EPHRAIM EPISODE 2
Par Claire Von Corda
Quand Ephraïm veut me parler, il aime mes trucs sur Instagram. Ou quand je lui manque, il dit.
Ce matin je l’ai croisé dans le supermarché, dans le rayon des boîtes de conserves. J’ai failli pas oser l’aborder et après je me suis sentie con ; lui a rougi.
Ça me faisait bizarre de le voir avec son cabas sous le coude. Stoïque, muet et coincé, on savait pas quoi dire. J’ai regardé ce qu’il tenait dans sa main, il l’a aussitôt remis en place. Ephraïm sera toujours enfant, honteux. J’ai pas insisté.
T’as bientôt fini il me demande, je hausse les épaules. Moi oui il ajoute. Alors je le suis.
On traverse l’aller des sauces, thons et épices. J’attrape un pot de moutarde, il me montre une salade mexicaine, je n’ai rien à répondre, il arrête de sourire. Aux caisses c’est le bordel, on en dépasse plusieurs.
J’ai oublié les yaourts il lance, alors je l’accompagne. Ça fait du bien le froid, dehors c’est l’été. T’as déjà gouté ceux au café ?
Mes préférés, ex aequo avec pistache. Ephraïm fait la moue, t’as des gouts bizarres.
On reprend l’aller centrale et sans se convoquer, on marche jusqu’à l’autre extrémité – les bouteilles d’eau et coca. On marche, je ne sais pas s’il me suit ou l’inverse mais au même rythme. Ensemble, comme prévu. Son cou est rigide, je n’ose pas lever la tête vers lui. On va payer il questionne enfin.
Aux caisses automatiques, j’ai oublié la moitié des affaires, je paye sans contact. On sort dans la galerie marchande.
C’est le matin encore, dix heures environ. En ce moment, il fait trop chaud pour sortir l’après-midi, il profite de la clim ici, chez lui c’est un four, heureusement qu’il bosse ce soir, et toi.
Moi je ne travaille plus, je réponds. Depuis le mois d’avril, j’ai arrêté et je m’ennuie. Ephraïm s’arrête, pose son regard sur moi, comment tu fais si tu bosses pas comment tu fais.
Je hausse les épaules, Ephraïm attend. Je vais trouver, t’inquiète.
Il prend une grande inspiration, regarde au loin et puis me confie qu’à un moment il allait dans cette salle, Basic Fit. Il la désigne du menton. J’avais pris un abonnement mais j’ai même pas tenu un mois. L’enfer ces trucs.
Je ne préfère pas penser.
Viens on boit un truc avant de sortir.
A la Croissanterie, on commande à emporter un jus d’orange pour lui et un Coca Zéro pour moi. On le boit sur le banc devant Etam et les portes coulissantes de l’entrée. Je n’ai rien de frais dans mes courses mais je m’interroge pour les siennes.
Tu viens comment ici, vu que t’es près, en voiture ?
Non. Bus ou à pied. Mais là il fait déjà trop chaud. Ephraïm parle super bas, je dois me concentrer.
Je lui propose de le ramener si tu veux, il accepte.

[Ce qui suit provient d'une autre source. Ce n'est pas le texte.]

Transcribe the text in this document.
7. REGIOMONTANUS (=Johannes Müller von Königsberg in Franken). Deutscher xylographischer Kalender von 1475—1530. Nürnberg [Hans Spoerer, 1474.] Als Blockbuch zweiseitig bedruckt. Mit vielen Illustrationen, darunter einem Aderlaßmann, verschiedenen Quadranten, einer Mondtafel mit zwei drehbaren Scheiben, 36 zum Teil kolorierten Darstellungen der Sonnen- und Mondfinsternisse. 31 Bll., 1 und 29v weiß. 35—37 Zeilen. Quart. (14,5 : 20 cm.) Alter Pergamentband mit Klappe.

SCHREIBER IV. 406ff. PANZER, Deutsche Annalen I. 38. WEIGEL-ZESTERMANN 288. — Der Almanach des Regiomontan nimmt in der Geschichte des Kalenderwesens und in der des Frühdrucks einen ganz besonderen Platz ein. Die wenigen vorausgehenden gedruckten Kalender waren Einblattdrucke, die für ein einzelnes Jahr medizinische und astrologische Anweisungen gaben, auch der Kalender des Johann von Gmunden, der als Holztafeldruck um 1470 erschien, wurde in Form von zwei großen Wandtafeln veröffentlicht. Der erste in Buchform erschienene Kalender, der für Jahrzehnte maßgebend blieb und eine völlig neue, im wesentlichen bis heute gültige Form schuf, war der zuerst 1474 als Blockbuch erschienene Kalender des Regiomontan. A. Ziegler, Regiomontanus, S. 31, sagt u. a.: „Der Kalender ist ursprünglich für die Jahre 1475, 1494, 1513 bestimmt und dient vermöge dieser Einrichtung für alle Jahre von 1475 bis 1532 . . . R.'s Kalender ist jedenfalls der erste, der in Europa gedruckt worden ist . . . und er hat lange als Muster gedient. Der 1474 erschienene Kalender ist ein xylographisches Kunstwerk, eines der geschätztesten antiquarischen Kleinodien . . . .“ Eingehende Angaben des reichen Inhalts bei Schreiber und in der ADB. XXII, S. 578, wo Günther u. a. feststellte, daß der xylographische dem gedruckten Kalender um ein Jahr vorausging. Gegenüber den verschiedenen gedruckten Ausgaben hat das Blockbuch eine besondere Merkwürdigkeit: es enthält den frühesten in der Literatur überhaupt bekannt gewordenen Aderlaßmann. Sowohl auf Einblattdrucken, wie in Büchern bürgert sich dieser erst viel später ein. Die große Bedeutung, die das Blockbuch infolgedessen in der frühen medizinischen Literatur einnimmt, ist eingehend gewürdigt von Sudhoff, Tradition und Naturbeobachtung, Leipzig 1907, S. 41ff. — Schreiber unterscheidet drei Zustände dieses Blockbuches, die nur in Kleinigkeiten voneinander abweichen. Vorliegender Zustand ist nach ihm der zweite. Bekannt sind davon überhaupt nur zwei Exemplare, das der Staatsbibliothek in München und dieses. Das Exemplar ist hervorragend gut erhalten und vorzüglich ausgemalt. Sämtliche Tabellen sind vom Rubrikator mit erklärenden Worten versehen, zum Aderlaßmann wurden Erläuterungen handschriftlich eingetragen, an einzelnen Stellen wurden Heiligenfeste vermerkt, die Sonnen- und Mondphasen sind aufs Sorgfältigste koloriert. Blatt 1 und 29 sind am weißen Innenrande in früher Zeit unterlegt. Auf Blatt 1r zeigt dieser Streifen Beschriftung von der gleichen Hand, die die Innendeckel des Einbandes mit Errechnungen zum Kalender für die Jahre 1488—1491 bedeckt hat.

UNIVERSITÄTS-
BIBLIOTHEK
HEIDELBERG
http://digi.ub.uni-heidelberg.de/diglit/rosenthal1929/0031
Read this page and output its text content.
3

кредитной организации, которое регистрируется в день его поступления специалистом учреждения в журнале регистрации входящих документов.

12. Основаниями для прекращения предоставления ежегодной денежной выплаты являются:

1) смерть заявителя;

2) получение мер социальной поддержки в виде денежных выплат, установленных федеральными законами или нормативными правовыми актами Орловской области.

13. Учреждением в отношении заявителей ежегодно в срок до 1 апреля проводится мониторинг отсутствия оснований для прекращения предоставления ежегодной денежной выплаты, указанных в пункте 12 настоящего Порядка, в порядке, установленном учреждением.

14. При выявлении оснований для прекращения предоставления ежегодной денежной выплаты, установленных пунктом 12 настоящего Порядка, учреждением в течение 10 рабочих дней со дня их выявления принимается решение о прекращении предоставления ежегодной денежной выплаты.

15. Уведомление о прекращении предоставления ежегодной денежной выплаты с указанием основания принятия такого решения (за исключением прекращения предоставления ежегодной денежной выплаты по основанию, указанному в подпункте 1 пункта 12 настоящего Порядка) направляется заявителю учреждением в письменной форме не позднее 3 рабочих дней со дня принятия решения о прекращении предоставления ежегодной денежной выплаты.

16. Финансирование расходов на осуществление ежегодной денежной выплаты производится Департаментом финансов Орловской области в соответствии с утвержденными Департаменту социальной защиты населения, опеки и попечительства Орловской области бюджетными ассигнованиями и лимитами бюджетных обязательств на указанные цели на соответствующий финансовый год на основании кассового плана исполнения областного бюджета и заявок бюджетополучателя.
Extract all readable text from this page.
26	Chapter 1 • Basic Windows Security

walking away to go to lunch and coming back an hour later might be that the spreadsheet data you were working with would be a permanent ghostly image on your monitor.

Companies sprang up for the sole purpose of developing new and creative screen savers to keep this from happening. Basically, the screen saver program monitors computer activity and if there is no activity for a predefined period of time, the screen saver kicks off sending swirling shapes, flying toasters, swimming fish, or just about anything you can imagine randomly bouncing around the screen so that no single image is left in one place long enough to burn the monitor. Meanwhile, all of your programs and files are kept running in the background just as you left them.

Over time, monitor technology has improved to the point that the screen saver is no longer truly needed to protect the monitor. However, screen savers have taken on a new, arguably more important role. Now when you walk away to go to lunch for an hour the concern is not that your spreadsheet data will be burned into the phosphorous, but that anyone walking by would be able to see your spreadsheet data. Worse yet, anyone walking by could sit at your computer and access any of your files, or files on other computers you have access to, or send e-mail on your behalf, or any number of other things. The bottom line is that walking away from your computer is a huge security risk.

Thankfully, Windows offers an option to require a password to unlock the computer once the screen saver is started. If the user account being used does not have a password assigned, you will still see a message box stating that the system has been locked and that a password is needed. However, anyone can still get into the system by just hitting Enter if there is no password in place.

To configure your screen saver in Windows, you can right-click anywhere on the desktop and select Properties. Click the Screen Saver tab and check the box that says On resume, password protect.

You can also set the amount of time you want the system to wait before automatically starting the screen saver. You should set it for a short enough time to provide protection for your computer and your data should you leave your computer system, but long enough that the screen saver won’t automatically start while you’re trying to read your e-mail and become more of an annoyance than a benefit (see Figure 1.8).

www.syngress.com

Quand on monte, j’ai honte de ma bagnole. Elle pue le chaud, y a des toiles d’araignées sur les retros.
Il y a des travaux tout autour de la grande surface. Ils ont pété le parking de l’Alinéa. Des gitans s’y étaient installés, ils les ont virés, maintenant y a des tractopelles, des camions et des grues. Pleins de déviations sur les routes aussi. Des parcs entiers d’immeubles neufs. Il y a de ça trois mois, y avait rien avant. Avant c’était des champs, la zone, la merde. Maintenant c’est pareil, sauf qu’il y a des gens. Ça m’angoisse comment ça change ici, les choses vont vite. On ne dort plus la nuit et les moustiques nous rendent malades. Tu savais que les hérissons sont en voie de disparition. A la radio, ils ont dit que d’ici trente ans, cinquante, la mer recouvrirait les terres. Du sel partout, les rues sous l’eau, nos maisons englouties.
Ça craint dit Ephraïm et il claque la porte en bas de sa tour.